Beursanalisten staan er naast en ze kijken er naar. Maar echt begrijpen doen ze het niet. De koers van het logistiek vastgoedbedrijf VGP piekte dit jaar op 250 euro en noteert nu aan 73 euro. Aandeelhouder Jan Van Geet zag zijn vermogen in één klap met 1,2 miljard euro wegsmelten. Zijn mede investeerder Bart Van Malderen ziet 772 miljoen euro wegsmelten. Maar ze zijn niet alleen. Onzekere tijden en oplopende rente duwen alle vastgoedbedrijven in het defensief. We analyseerden acht familiale vastgoedinvesteerders op de Brusselse beurs. Samen verloren ze sedert begin dit jaar 3,1 miljard euro om nog 2,5 miljard over te houden. U ziet hieronder de resultaten. En waar de beurs gaat volgt de economie doorgaans enkele maanden later.

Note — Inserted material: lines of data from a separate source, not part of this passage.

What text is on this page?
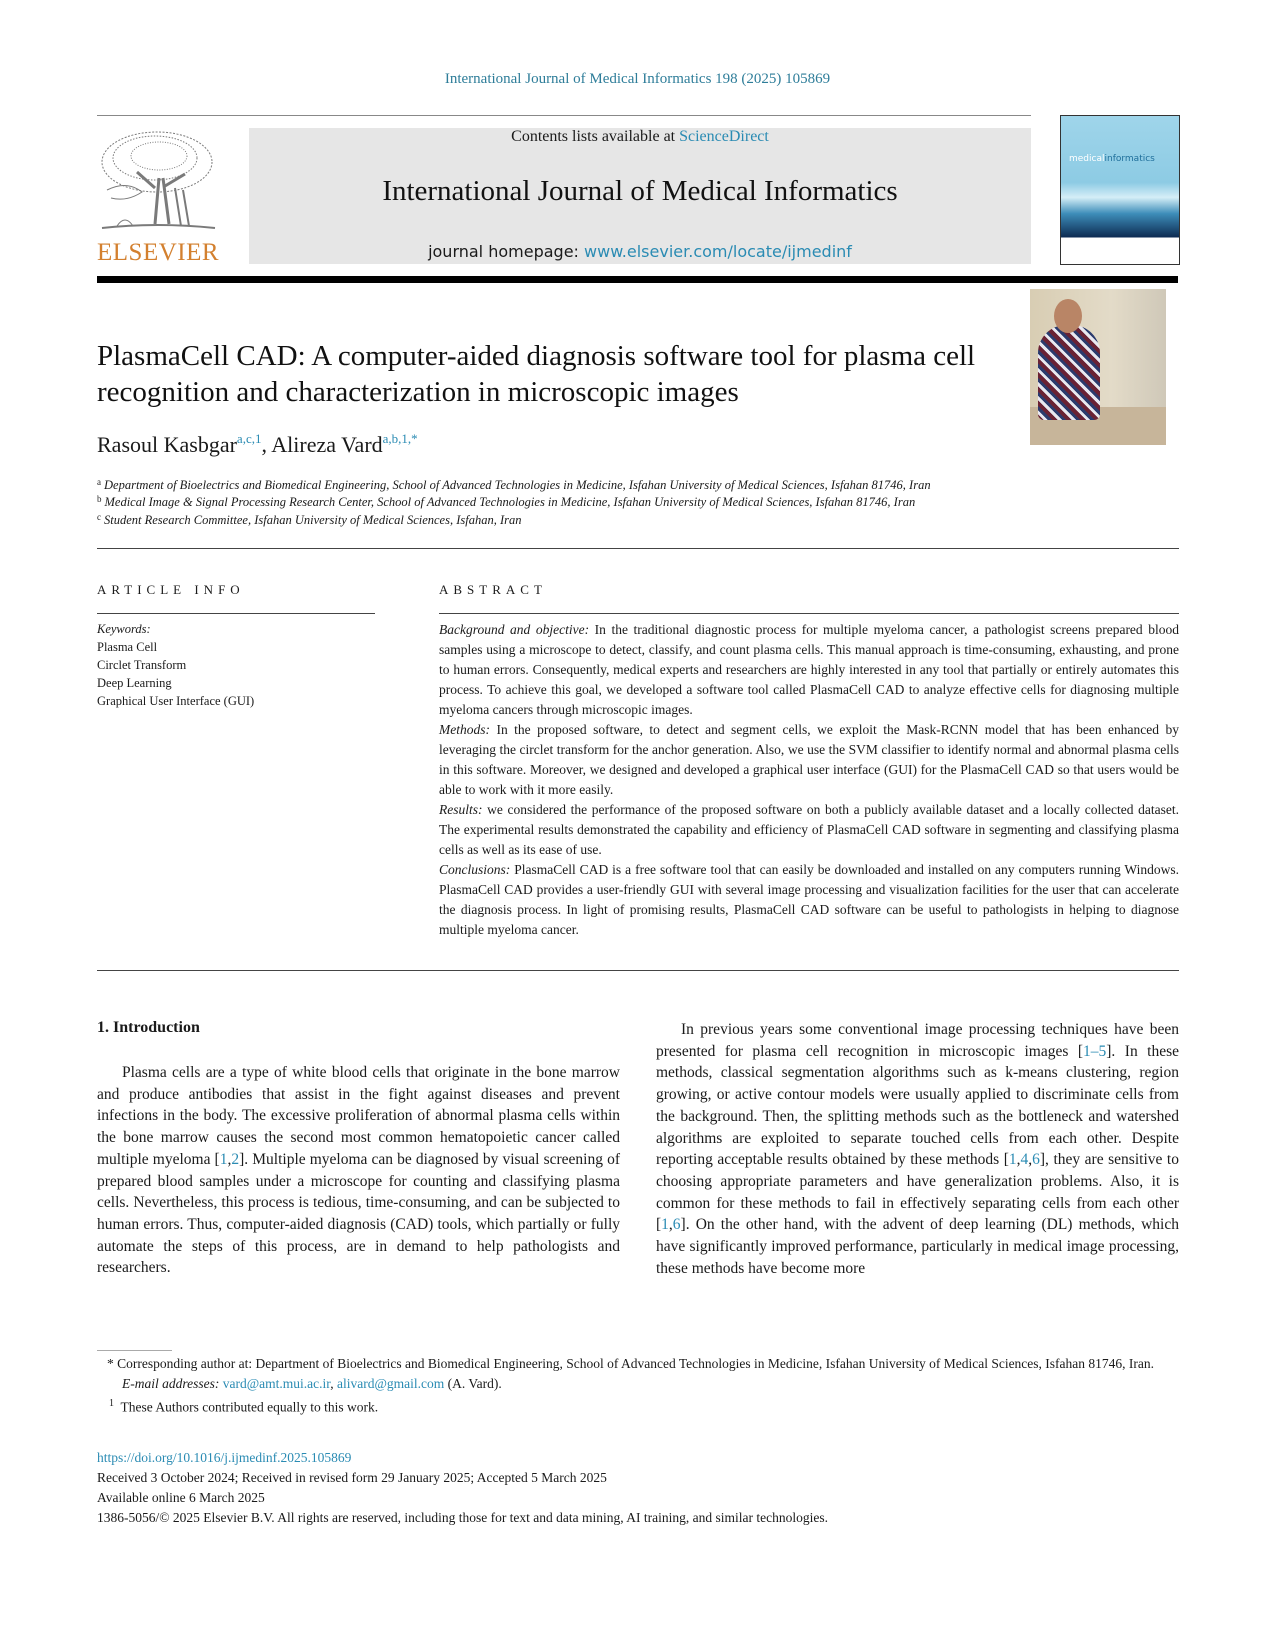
International Journal of Medical Informatics 198 (2025) 105869
ELSEVIER
Contents lists available at ScienceDirect
International Journal of Medical Informatics
journal homepage: www.elsevier.com/locate/ijmedinf
medicalinformatics
PlasmaCell CAD: A computer-aided diagnosis software tool for plasma cell recognition and characterization in microscopic images
Rasoul Kasbgar$^{a,c,1}$, Alireza Vard$^{a,b,1,*}$
$^a$ Department of Bioelectrics and Biomedical Engineering, School of Advanced Technologies in Medicine, Isfahan University of Medical Sciences, Isfahan 81746, Iran
$^b$ Medical Image & Signal Processing Research Center, School of Advanced Technologies in Medicine, Isfahan University of Medical Sciences, Isfahan 81746, Iran
$^c$ Student Research Committee, Isfahan University of Medical Sciences, Isfahan, Iran
ARTICLE INFO	ABSTRACT
Keywords:
Plasma Cell
Circlet Transform
Deep Learning
Graphical User Interface (GUI)

Background and objective: In the traditional diagnostic process for multiple myeloma cancer, a pathologist screens prepared blood samples using a microscope to detect, classify, and count plasma cells. This manual approach is time-consuming, exhausting, and prone to human errors. Consequently, medical experts and researchers are highly interested in any tool that partially or entirely automates this process. To achieve this goal, we developed a software tool called PlasmaCell CAD to analyze effective cells for diagnosing multiple myeloma cancers through microscopic images.

Methods: In the proposed software, to detect and segment cells, we exploit the Mask-RCNN model that has been enhanced by leveraging the circlet transform for the anchor generation. Also, we use the SVM classifier to identify normal and abnormal plasma cells in this software. Moreover, we designed and developed a graphical user interface (GUI) for the PlasmaCell CAD so that users would be able to work with it more easily.

Results: we considered the performance of the proposed software on both a publicly available dataset and a locally collected dataset. The experimental results demonstrated the capability and efficiency of PlasmaCell CAD software in segmenting and classifying plasma cells as well as its ease of use.

Conclusions: PlasmaCell CAD is a free software tool that can easily be downloaded and installed on any computers running Windows. PlasmaCell CAD provides a user-friendly GUI with several image processing and visualization facilities for the user that can accelerate the diagnosis process. In light of promising results, PlasmaCell CAD software can be useful to pathologists in helping to diagnose multiple myeloma cancer.

1. Introduction

Plasma cells are a type of white blood cells that originate in the bone marrow and produce antibodies that assist in the fight against diseases and prevent infections in the body. The excessive proliferation of abnormal plasma cells within the bone marrow causes the second most common hematopoietic cancer called multiple myeloma [1,2]. Multiple myeloma can be diagnosed by visual screening of prepared blood samples under a microscope for counting and classifying plasma cells. Nevertheless, this process is tedious, time-consuming, and can be subjected to human errors. Thus, computer-aided diagnosis (CAD) tools, which partially or fully automate the steps of this process, are in demand to help pathologists and researchers.

In previous years some conventional image processing techniques have been presented for plasma cell recognition in microscopic images [1–5]. In these methods, classical segmentation algorithms such as k-means clustering, region growing, or active contour models were usually applied to discriminate cells from the background. Then, the splitting methods such as the bottleneck and watershed algorithms are exploited to separate touched cells from each other. Despite reporting acceptable results obtained by these methods [1,4,6], they are sensitive to choosing appropriate parameters and have generalization problems. Also, it is common for these methods to fail in effectively separating cells from each other [1,6]. On the other hand, with the advent of deep learning (DL) methods, which have significantly improved performance, particularly in medical image processing, these methods have become more

* Corresponding author at: Department of Bioelectrics and Biomedical Engineering, School of Advanced Technologies in Medicine, Isfahan University of Medical Sciences, Isfahan 81746, Iran.

E-mail addresses: vard@amt.mui.ac.ir, alivard@gmail.com (A. Vard).

$^1$ These Authors contributed equally to this work.

https://doi.org/10.1016/j.ijmedinf.2025.105869

Received 3 October 2024; Received in revised form 29 January 2025; Accepted 5 March 2025

Available online 6 March 2025

1386-5056/© 2025 Elsevier B.V. All rights are reserved, including those for text and data mining, AI training, and similar technologies.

Jan Van Geet (VGP): verlies 1.294 mln, huidig beursvermogen: 535 mln, % verlies: 70 %
Bart Van Malderen (VGP): verlies 772 mln, huidig beursvermogen: 319 mln, % verlies: 70 %
Jos De Pauw (WDP): verlies 705 mln, huidig beursvermogen: 1.100 mln, % verlies: 39 %
Marnix Galle (Immobel): verlies 188 mln, huidig beursvermogen: 253 mln, % verlies: 42 %
Pierre De Pauw (Montea): verlies 121 mln, huidig beursvermogen: 147 mln, % verlies: 45 %
Christian Theunissen (Xior): verlies 65 mln, huidig beursvermogen: 150 mln, % verlies: 30 %
Familie Wagner (Warehouses): verlies 7 mln, huidig beursvermogen: 47 mln, % verlies: 12 %
Mark Vanmoerkerke (QRF): verlies 2 mln, huidig beursvermogen: 21 mln, % verlies: 8 %
Het zware verlies in de vastgoedsector op de beurs volgt na enkele sterke jaren. In 2021 was het vastgoed op de Brusselse beursvloer goed voor een rendement van 20,5 procent, inclusief de uitgekeerde dividenden. Vastgoedbedrijven, met uitzondering van kotenverhuurder Xior allen actief in logistiek en commercieel vastgoed, profiteerden daarbij van de aanhoudende ultralage rente. Dat zorgde er voor dat ze zich goedkoop konden financieren en een hoog rendement konden beloven. Ondertussen swingen de kosten van bouwmaterialen de pan uit. De oorlog in Oekraïne zorgt voor onzekerheid en vertraging van huurinkomsten. De rente sloeg om en zet banken aan tot herfinanciering van kredieten. Beleggers hebben dat goed begrepen. Er zijn geen kopers meer. In afwachting van betere tijden. Ondertussen zoekt men zijn heil in het hoger rendement van obligaties. Bij gelijkblijvende dividenden moet de beurskoers naar beneden om dat te compenseren.
De pineut in de eerste plaats is de kleine belegger. Die wou een graantje meepikken van de vastgoedhausse maar komt meestal te laat op de markt. Wie zelf niet belegt maar via een bank werkt, ziet zijn vastgoedfondsen evenzeer in elkaar vallen. Ook beheerders van pensioenfondsen zitten met de handen in het haar. Kleine beleggers zijn al even goed af met zelf een bakstenen huis te kopen. Huizen en appartementen zijn zeer solide wat betreft het rendement’, zo zei professor Nico Dewaelheyns van de KU Leuven daarover recent aan de Tijd. Van 1992 tot 2021 bracht een huis in België gemiddeld 8,1 procent per jaar op, een appartement 7,3 procent en beursgenoteerd vastgoed 8,5 procent, berekende hij. Op kortere termijn van tien jaar is beurs-genoteerd vastgoed (+14,2%) wel lucratiever dan een belegging in een huis (+4,4%) of een appartement (+4,7%).
‘Op tien en twintig jaar ligt hun rendement gemiddeld lager dan dat van beursgenoteerd vastgoed, maar het is veel minder volatiel. Als je kijkt naar reële rendementen, doet fysiek vastgoed dat verhuurd wordt het ook veruit beter dan de inflatie in het grootste aantal jaren in vergelijking met financiële activa.’ aldus nog de professor.